I must admit it took me an age to read this 600 page book, simply because I found my level of anxiety and unease too high to sit with – the painting of that world 5 centuries ago rendered close and very scary indeed.
‘Lamentation’ the title of the book refers to a very dangerous pamphlet, a kind of religious confessional, written by Henry’s last wife, Catherine Parr, which has gone missing. The Queen’s faith is a little too radical/reformist compared to what Henry is now professing, as he is beginning to lean towards a more traditionalist, Catholic stance, as regards belief about the Mass. Along with the investigations and schisms in Court, between King’s party and Queen’s party, Shardlake also has private investigations, particularly the difficult case of a brother and sister, one a religious reformist, one a traditionalist, with a deep enmity between them, and a hidden secret, implacably fighting each other over a will which has been designed to foster their personal enmity. Fiction and fact, private individual and the larger stage of known, powerful, historical men and women, are woven together most skilfully.
Tremendous, absorbing, and very chilling. Particularly when we too could be said to live in ‘interesting times’, where, to quote a well known line from a poem by W.B. Yeats – ‘the best lack all conviction, whilst the worst are full of passionate intensity’ – fervent, implacable ideas of right and wrong, MY right, YOUR wrong, stalk the land.
I finished this caught up in a huge roller-coaster of emotions, feeling both relief and sorrow, and thinking about certain ambiguities. Who knows.

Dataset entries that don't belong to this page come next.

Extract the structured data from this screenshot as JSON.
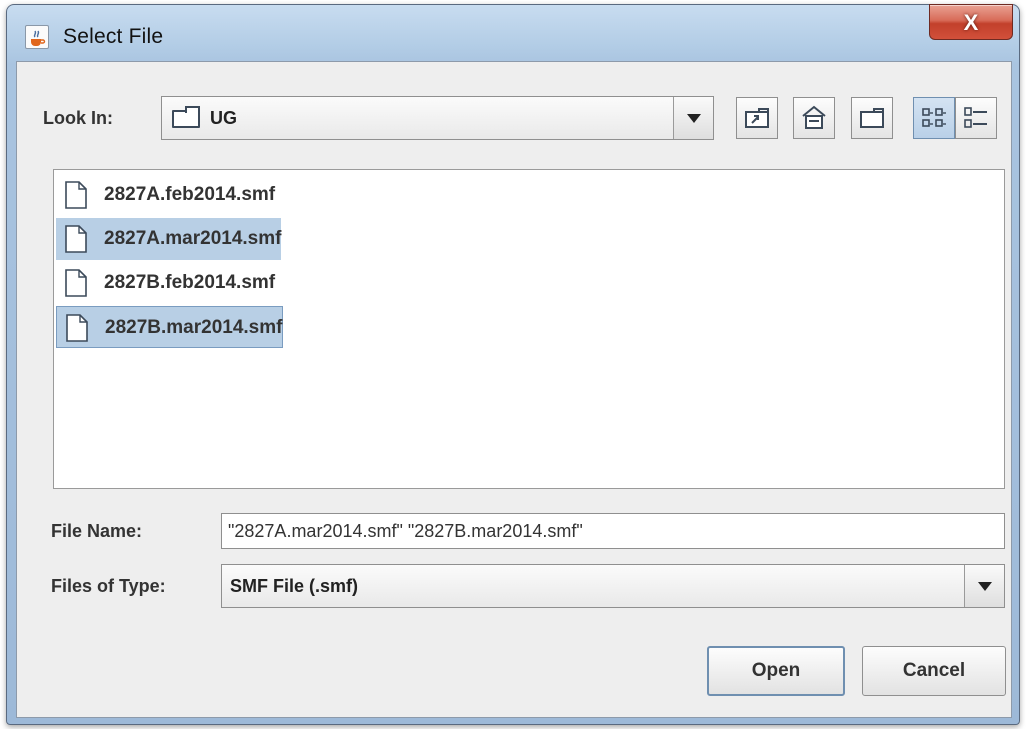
{
  "window": {
    "title": "Select File",
    "close_glyph": "X",
    "icon": "java-cup-icon"
  },
  "look_in": {
    "label": "Look In:",
    "value": "UG",
    "icon": "folder-icon"
  },
  "toolbar": [
    {
      "name": "up-one-level-button",
      "icon": "up-folder-icon",
      "selected": false
    },
    {
      "name": "home-button",
      "icon": "home-icon",
      "selected": false
    },
    {
      "name": "new-folder-button",
      "icon": "new-folder-icon",
      "selected": false
    },
    {
      "name": "list-view-button",
      "icon": "list-view-icon",
      "selected": true
    },
    {
      "name": "details-view-button",
      "icon": "details-view-icon",
      "selected": false
    }
  ],
  "files": [
    {
      "name": "2827A.feb2014.smf",
      "selected": false
    },
    {
      "name": "2827A.mar2014.smf",
      "selected": true
    },
    {
      "name": "2827B.feb2014.smf",
      "selected": false
    },
    {
      "name": "2827B.mar2014.smf",
      "selected": true
    }
  ],
  "file_name": {
    "label": "File Name:",
    "value": "\"2827A.mar2014.smf\" \"2827B.mar2014.smf\""
  },
  "file_type": {
    "label": "Files of Type:",
    "value": "SMF File (.smf)"
  },
  "buttons": {
    "open": "Open",
    "cancel": "Cancel"
  },
  "colors": {
    "selection": "#b8cfe5",
    "title_bar": "#b3cde6",
    "close_button": "#c94a35"
  }
}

There is also a very useful laying out of historical fact, and also historical conjecture, by Sansom, at the end of the novel
I received this as a review copy from the publishers, Mulholland Press
And a special thanks to FictionFan, whose fine review made me say ‘oh yes!’ and go got this. She also ticks the box in the PopSugar challenge, big time ‘a book recommended by a friend’ 5 star bingo!